A mentally ill African-American inmate has been executed in the US state of Missouri after the Supreme Court turned down his lawyers’ last ditch appeal to prevent his death.
Andre Cole, 52, was executed Tuesday night, for killing a man 16 years ago. He was convicted and sentenced by an all-white jury.
The Supreme Court had turned down several appeals, including one that argued Cole was mentally ill and unfit for execution.
According to his lawyers, Cole suffered psychosis and constantly heard voices in his head. They said his mental health even deteriorated during more than a decade he spent in prison.

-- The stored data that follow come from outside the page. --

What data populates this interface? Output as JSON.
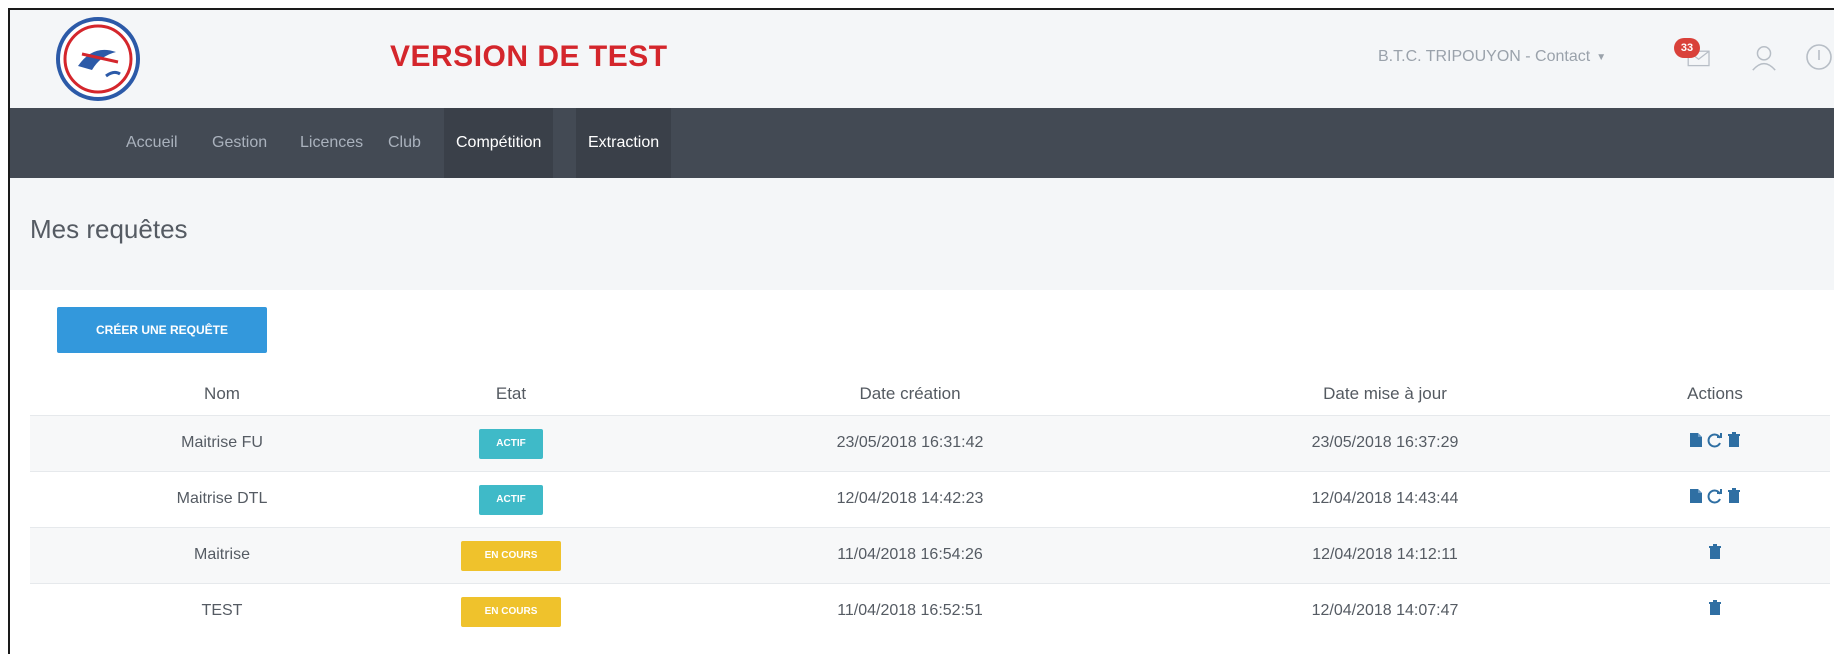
{
  "header": {
    "version_label": "VERSION DE TEST",
    "contact_label": "B.T.C. TRIPOUYON - Contact",
    "badge_count": "33"
  },
  "navbar": {
    "items": [
      {
        "label": "Accueil"
      },
      {
        "label": "Gestion"
      },
      {
        "label": "Licences"
      },
      {
        "label": "Club"
      },
      {
        "label": "Compétition"
      },
      {
        "label": "Extraction"
      }
    ]
  },
  "page": {
    "title": "Mes requêtes",
    "create_button": "CRÉER UNE REQUÊTE"
  },
  "table": {
    "headers": {
      "nom": "Nom",
      "etat": "Etat",
      "date_creation": "Date création",
      "date_maj": "Date mise à jour",
      "actions": "Actions"
    },
    "rows": [
      {
        "nom": "Maitrise FU",
        "etat": "ACTIF",
        "date_creation": "23/05/2018 16:31:42",
        "date_maj": "23/05/2018 16:37:29"
      },
      {
        "nom": "Maitrise DTL",
        "etat": "ACTIF",
        "date_creation": "12/04/2018 14:42:23",
        "date_maj": "12/04/2018 14:43:44"
      },
      {
        "nom": "Maitrise",
        "etat": "EN COURS",
        "date_creation": "11/04/2018 16:54:26",
        "date_maj": "12/04/2018 14:12:11"
      },
      {
        "nom": "TEST",
        "etat": "EN COURS",
        "date_creation": "11/04/2018 16:52:51",
        "date_maj": "12/04/2018 14:07:47"
      }
    ]
  },
  "colors": {
    "brand_red": "#d4262c",
    "navbar_bg": "#434a54",
    "primary_blue": "#3398dc",
    "state_actif": "#3fbac8",
    "state_en_cours": "#efc22c",
    "action_icon": "#2f6fa3"
  },
  "icons": {
    "logo": "fftb-logo-icon",
    "mail": "mail-icon",
    "user": "user-icon",
    "logout": "logout-icon",
    "file": "file-icon",
    "refresh": "refresh-icon",
    "trash": "trash-icon"
  }
}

“He hears voices over the TV, over the prison intercom, everywhere,” said Cole’s attorney Joseph Luby.
Luby said Cole was thinking that Missouri Governor Jay Nixon and prosecutors were “giving him messages about his case.”
Gov. Nixon also declined a clemency request that raised concerns about the fact that Cole was convicted and sentenced by an all-white jury.
Rights groups, including the National Association for the Advancement of Colored People (NAACP) and the American Civil Liberties Union, said Cole’s case was among many in which St. Louis County prosecutors unfairly prohibited black jurors from hearing a death penalty case involving a black suspect.
They urged Nixon to stop the execution and appoint a board to examine racial bias concerns.
Last month, Missouri executed 74-year-old Cecil Clayton, who had lost parts of his brain in a 1972 sawmill accident.
According to his attorneys, Clayton suffered from lingering effects of the accident in which a piece of wood broke off and pierced his head.
Clayton was given a lethal injection for the 1996 shooting death of a sheriff's deputy in rural southwest Missouri's Barry County.